MilkyTracker would work for you as it has pretty good ProTracker compatibility but that's really not the issue as the music isn't going to be played on Amiga but on cell phones. "Easiest" is subjective. A Windows GUI based tracker could be easier for some, but you get essentially the same effect by switching MilkyTracker into the MilkyTracker edit mode which makes the UI focus based and gives you modern standard clipboard shortcuts for example. It cannot import MIDI files though. Open ModPlug Tracker might help you with that. But that's all subsidiary because you are not going to produce a quality module file by converting a MIDI file. A ProTracker module is a seriously limited medium and making it sound good requires hard manual work.
The 100k is not a problem, but "incredible" is again subjective. You need to understand how a module file works. Even if MilkyTracker supported VSTi, it would only help if cell phones supported VSTi as well. You're not rendering a wave file and compressing that like with MP3. The .MOD player (in the cell phone) creates a similar environment for playing back the music as you use in a tracker when composing it. A module file stores note and effect data like a MIDI file but also contains the sound samples which act as instruments. When the module is played back, those samples are played and mixed in real-time according to what's written on the module patterns.
The durations you mention don't matter much because this isn't streaming audio. You can have a module and have it take up some kilobytes, but when you say, slow it down to quarter of the original speed, that only means changing song parameters and the file will take up equal amount of space as the original. With streamed audio the result would be quadruple.
How do I get great sounding instruments into such a tiny file?
Let's put this in proportions: The ProTracker module format is roughly 20 years old. The bit-depth for samples is 8. Sampling resolution doesn't matter as the idea of the format is to play back samples at different rates to create music. (By default you can't compress the samples either, however it's possible for your programmer to pull it off because the sound decompression needs to exist in the cell phone.)
So by today's standards, there's no way to do this. If you're willing to lower your standards though, you can fit a lot in 100k. One way out of this is going chiptune, using instruments that sample for example one cycle of a basic waveform like square, sine, triangle or saw. Very basic, but it gives you, space-efficiently, instruments that sound like old computers and game consoles, which is what all the hip kids are into.
Combine that with some snappy percussion samples and whatever and you might very well have a stylish retro-induced music piece in your hands, ready for submission.
Here's the real space saving tip:
If you need to have three pieces of music like in your example and you are going to use pretty much the same instruments for all of them, don't make three separate modules because that leaves you with three 33k limitations to work with. Instead, make one module that has all the three parts separated as subsongs. That way you won't be wasting space on the same samples several times and you can have more and/or better quality ones in the single module file. This is done with loop commands.

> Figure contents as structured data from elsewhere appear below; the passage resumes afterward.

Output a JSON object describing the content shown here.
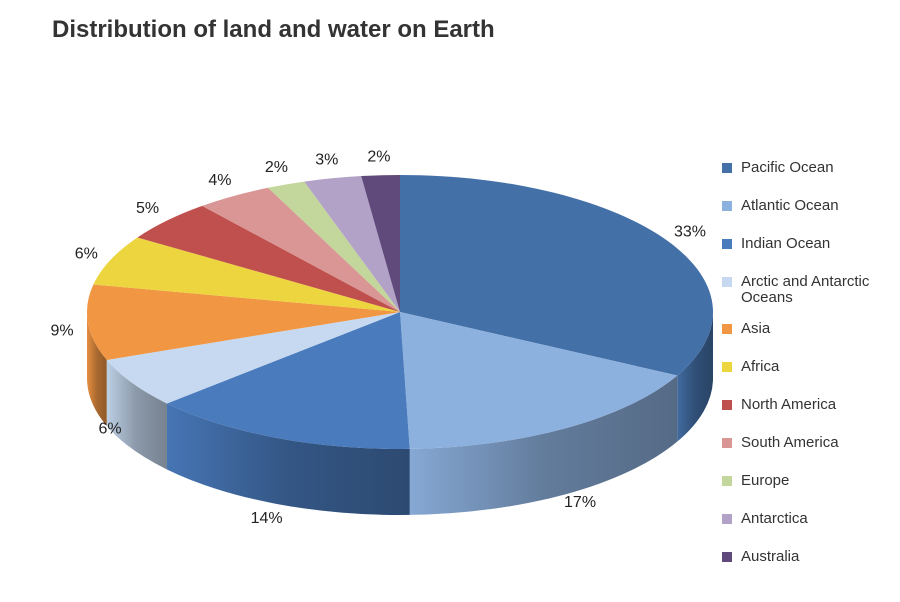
{
  "title": "Distribution of land and water on Earth",
  "chart_data": {
    "type": "pie",
    "title": "Distribution of land and water on Earth",
    "style": "3d",
    "legend_position": "right",
    "slices": [
      {
        "label": "Pacific Ocean",
        "value": 33,
        "data_label": "33%",
        "color": "#4470a8"
      },
      {
        "label": "Atlantic Ocean",
        "value": 17,
        "data_label": "17%",
        "color": "#8db1df"
      },
      {
        "label": "Indian Ocean",
        "value": 14,
        "data_label": "14%",
        "color": "#4a7bbd"
      },
      {
        "label": "Arctic and Antarctic Oceans",
        "value": 6,
        "data_label": "6%",
        "color": "#c6d9f0"
      },
      {
        "label": "Asia",
        "value": 9,
        "data_label": "9%",
        "color": "#f19643"
      },
      {
        "label": "Africa",
        "value": 6,
        "data_label": "6%",
        "color": "#ecd53f"
      },
      {
        "label": "North America",
        "value": 5,
        "data_label": "5%",
        "color": "#c0504d"
      },
      {
        "label": "South America",
        "value": 4,
        "data_label": "4%",
        "color": "#d99694"
      },
      {
        "label": "Europe",
        "value": 2,
        "data_label": "2%",
        "color": "#c3d69b"
      },
      {
        "label": "Antarctica",
        "value": 3,
        "data_label": "3%",
        "color": "#b3a2c7"
      },
      {
        "label": "Australia",
        "value": 2,
        "data_label": "2%",
        "color": "#5f4a7b"
      }
    ]
  }
}
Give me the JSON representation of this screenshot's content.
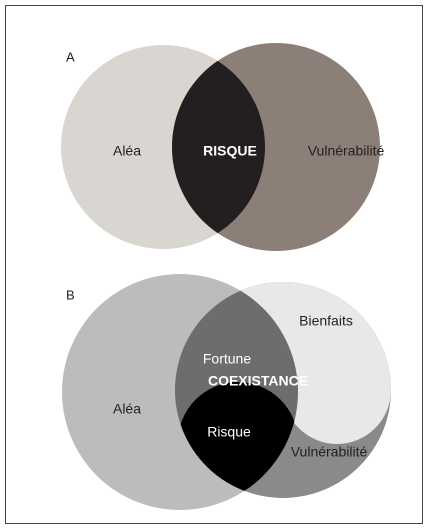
{
  "panels": [
    {
      "label": "A",
      "left": "Aléa",
      "center": "RISQUE",
      "right": "Vulnérabilité"
    },
    {
      "label": "B",
      "left": "Aléa",
      "center": "COEXISTANCE",
      "upper": "Fortune",
      "lower": "Risque",
      "top_right": "Bienfaits",
      "bottom_right": "Vulnérabilité"
    }
  ]
}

Intro: starts at the beginning of the module, a.k.a. Order 00
.
. The song progresses
.
. And reaches its end on say, Order 04.
On the Pattern at Order 04, you insert the command B00 which sends the playback back to Order 00. Voilà, you have a looping intro music sequence.
After that you continue by writing the Win song starting from Order 05. If you don't want this tune to be repeated but only played once, you can trap the playback on an empty, silent pattern.
Win: starts on Order 05
.
. and it's a short one in this example and it finishes on Order 07 already.

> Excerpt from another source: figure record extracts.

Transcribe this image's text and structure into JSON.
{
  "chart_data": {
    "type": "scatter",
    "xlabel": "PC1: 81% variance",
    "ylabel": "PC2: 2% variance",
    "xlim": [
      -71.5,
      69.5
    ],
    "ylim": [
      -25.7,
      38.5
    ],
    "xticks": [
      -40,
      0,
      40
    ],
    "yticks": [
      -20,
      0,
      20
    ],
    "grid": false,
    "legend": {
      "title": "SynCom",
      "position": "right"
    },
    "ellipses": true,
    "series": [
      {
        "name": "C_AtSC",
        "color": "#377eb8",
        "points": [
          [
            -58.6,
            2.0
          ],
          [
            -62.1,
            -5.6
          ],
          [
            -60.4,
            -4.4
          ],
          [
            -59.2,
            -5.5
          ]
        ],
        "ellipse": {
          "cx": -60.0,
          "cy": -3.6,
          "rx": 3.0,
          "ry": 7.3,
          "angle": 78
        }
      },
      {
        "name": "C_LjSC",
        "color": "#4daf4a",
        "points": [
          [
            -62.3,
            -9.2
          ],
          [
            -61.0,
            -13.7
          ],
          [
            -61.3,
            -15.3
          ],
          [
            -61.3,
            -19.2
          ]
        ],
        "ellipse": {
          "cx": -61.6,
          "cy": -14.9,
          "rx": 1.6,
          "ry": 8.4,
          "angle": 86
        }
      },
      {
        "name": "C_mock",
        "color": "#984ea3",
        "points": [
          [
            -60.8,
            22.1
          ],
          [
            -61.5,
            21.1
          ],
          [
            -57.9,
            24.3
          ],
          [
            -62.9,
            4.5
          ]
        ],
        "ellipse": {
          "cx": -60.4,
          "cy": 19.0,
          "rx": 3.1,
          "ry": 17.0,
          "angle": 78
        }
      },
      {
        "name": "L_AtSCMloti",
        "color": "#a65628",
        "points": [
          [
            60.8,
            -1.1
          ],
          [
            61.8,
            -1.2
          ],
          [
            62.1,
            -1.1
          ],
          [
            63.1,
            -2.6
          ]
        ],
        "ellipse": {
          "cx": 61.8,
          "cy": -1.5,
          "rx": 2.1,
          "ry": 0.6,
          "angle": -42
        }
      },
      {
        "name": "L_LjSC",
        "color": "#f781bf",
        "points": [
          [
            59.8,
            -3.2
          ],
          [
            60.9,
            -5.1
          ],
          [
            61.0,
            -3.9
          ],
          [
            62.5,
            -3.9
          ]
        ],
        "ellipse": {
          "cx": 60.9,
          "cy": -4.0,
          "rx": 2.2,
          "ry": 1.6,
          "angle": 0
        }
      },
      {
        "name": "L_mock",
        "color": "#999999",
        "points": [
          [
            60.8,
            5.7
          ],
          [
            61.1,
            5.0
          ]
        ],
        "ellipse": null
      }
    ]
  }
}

. A silent pattern follows the music on Order 08.
On the pattern at Order 08 you can set a loop to itself, B08, which prevents the playback from playing the Win music again, or any of the other parts until a game state triggers playback on another Order.
All of this subsong stuff should be discussed with the programmer because it's not going to work automatically. The programmer has to become involved with the music replay enough to be able to jump song positions based on the happenings in the game. It may not sound that attractive but the advantage (especially when working with tight size limits) is too great to ignore without consideration. (I know, I've once successfully convinced a producer of this exact thing.)